PROJECT SUMMARY
The ultimate goal of this research program is to determine the neural mechanisms of sequence monitoring across
species. This knowledge can contribute to understanding new treatments for disorders where sequential
behaviors are disrupted, such as obsessive-compulsive disorder (OCD). Daily, we monitor sequences of visual
information such as the series of bus or train stops when looking for the correct exit. Sequence monitoring is the
active process of tracking the order of subsequent “states” or steps. Monitoring is distinct from other well-studied
sequence processes, such as explicit memorization, or potentially more automatic behaviors such as a series of
motor outputs (e.g., playing the piano) or statistical sequence learning. However, the monitoring aspects of
sequence processing remain largely unknown.

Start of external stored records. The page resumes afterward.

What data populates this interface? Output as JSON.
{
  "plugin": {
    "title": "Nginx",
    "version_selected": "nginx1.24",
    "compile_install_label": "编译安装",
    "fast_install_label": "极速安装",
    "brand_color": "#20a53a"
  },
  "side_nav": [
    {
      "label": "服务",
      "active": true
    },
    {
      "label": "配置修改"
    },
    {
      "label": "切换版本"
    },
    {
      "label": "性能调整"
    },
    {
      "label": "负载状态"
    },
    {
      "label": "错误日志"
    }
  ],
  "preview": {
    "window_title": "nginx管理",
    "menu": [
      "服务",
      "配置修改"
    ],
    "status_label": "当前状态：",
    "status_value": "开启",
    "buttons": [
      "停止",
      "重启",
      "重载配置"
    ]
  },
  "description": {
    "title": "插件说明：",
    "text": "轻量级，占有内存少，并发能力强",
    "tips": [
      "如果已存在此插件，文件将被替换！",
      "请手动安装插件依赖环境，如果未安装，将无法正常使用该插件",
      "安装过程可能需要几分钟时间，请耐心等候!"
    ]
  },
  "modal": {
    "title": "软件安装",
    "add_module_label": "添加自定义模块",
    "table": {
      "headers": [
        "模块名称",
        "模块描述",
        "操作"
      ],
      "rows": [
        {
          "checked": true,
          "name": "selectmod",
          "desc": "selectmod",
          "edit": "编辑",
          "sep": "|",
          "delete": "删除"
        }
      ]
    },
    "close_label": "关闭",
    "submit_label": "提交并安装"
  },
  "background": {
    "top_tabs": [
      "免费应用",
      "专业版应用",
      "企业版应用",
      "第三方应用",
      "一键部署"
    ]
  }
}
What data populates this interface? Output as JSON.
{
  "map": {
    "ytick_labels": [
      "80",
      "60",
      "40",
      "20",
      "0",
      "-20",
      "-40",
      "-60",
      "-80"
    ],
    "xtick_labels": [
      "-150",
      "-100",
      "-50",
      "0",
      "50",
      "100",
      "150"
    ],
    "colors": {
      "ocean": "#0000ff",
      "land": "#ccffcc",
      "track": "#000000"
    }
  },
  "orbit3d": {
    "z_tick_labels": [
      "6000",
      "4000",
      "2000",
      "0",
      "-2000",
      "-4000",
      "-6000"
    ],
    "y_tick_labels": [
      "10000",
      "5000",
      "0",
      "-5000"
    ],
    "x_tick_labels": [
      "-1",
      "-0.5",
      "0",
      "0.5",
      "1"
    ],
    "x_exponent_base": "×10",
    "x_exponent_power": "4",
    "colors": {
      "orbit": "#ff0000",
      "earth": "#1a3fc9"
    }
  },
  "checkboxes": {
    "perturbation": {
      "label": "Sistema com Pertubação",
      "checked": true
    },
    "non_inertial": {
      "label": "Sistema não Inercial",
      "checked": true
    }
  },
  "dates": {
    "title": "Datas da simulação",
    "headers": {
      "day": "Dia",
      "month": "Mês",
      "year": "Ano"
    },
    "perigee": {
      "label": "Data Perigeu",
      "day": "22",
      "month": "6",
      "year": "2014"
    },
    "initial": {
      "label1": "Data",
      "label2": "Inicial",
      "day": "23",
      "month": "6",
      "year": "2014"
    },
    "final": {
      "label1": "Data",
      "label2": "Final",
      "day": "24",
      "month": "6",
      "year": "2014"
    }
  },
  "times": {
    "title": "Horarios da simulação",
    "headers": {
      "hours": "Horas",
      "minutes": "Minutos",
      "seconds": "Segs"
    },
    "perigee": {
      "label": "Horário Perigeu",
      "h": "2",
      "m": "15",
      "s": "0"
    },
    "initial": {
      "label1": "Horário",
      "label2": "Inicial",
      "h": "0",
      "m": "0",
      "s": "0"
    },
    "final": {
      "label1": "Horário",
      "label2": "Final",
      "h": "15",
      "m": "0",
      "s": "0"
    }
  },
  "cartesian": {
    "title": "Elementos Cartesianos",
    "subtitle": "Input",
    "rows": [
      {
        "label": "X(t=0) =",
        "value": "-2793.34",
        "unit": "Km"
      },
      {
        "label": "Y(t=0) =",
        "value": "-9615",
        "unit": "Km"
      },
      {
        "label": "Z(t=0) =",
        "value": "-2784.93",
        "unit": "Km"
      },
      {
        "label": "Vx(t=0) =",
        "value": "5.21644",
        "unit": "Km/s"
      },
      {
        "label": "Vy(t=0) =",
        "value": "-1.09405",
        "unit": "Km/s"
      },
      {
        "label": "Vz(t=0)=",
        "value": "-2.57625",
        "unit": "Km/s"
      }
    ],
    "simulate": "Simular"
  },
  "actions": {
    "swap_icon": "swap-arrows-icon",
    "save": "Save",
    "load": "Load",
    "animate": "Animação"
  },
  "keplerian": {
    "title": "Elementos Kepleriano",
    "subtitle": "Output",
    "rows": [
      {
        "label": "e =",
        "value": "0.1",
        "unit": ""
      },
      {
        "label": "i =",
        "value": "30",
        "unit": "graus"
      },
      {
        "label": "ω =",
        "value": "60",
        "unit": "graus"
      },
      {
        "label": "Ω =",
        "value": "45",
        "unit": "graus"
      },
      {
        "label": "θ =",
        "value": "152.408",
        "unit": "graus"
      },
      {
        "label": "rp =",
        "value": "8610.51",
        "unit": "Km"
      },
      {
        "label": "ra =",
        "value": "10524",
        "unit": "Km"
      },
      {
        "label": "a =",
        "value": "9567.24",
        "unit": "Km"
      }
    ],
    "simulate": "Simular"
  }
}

The goal of this proposal is to determine the neural mechanisms of nonmotor and nonspatial sequence
monitoring across species. Reflecting its importance, a large network of cortical and subcortical areas is
implicated in sequence processing, including frontal cortices, premotor cortex, medial temporal lobe, basal
ganglia, hippocampus, and cerebellum. When focusing on high-level monitoring of nonmotor and nonspatial
sequences by human and nonhuman primates, our Preliminary Data and other evidence indicates that lateral
and medial prefrontal cortices (LPFC and MPFC, respectively), play a unique role. However, the specific
contributions of each have not been determined. Two key features of sequences (e.g., ABCD) that may be
encoded in neural activity are their ordinality or item-in-position associations (C in position 3) and temporal
context or item-item associations (B is after A). Behavioral studies indicate that both kinds of information are
used to monitor sequences. Previous studies, including our own, have found ordinality encoding in LPFC and
MPFC. However, prior work has not established whether temporal encoding may additionally exist in these
regions and any coding differences between these areas. We hypothesize MPFC primarily codes ordinality, and
LPFC uses signals from MPFC to code ordinality and temporal context.
We will directly test these hypotheses by triangulating behavioral, whole brain, and cellular data in studies across
species. We will apply the unique capabilities of our lab to study cognitive capabilities across brain areas in
behaving monkeys using fMRI (Aim 1), the functional homology and correspondence to more abstract sequential
tasks in humans using fMRI (Aim 2), and use these signals to guide electrophysiology in monkeys (Aim 3).
Parallel fMRI studies across species will allow us to leverage each for distinct strengths in hypothesis testing:
detailed neurophysiology in monkeys, and detailed cognitive studies in humans.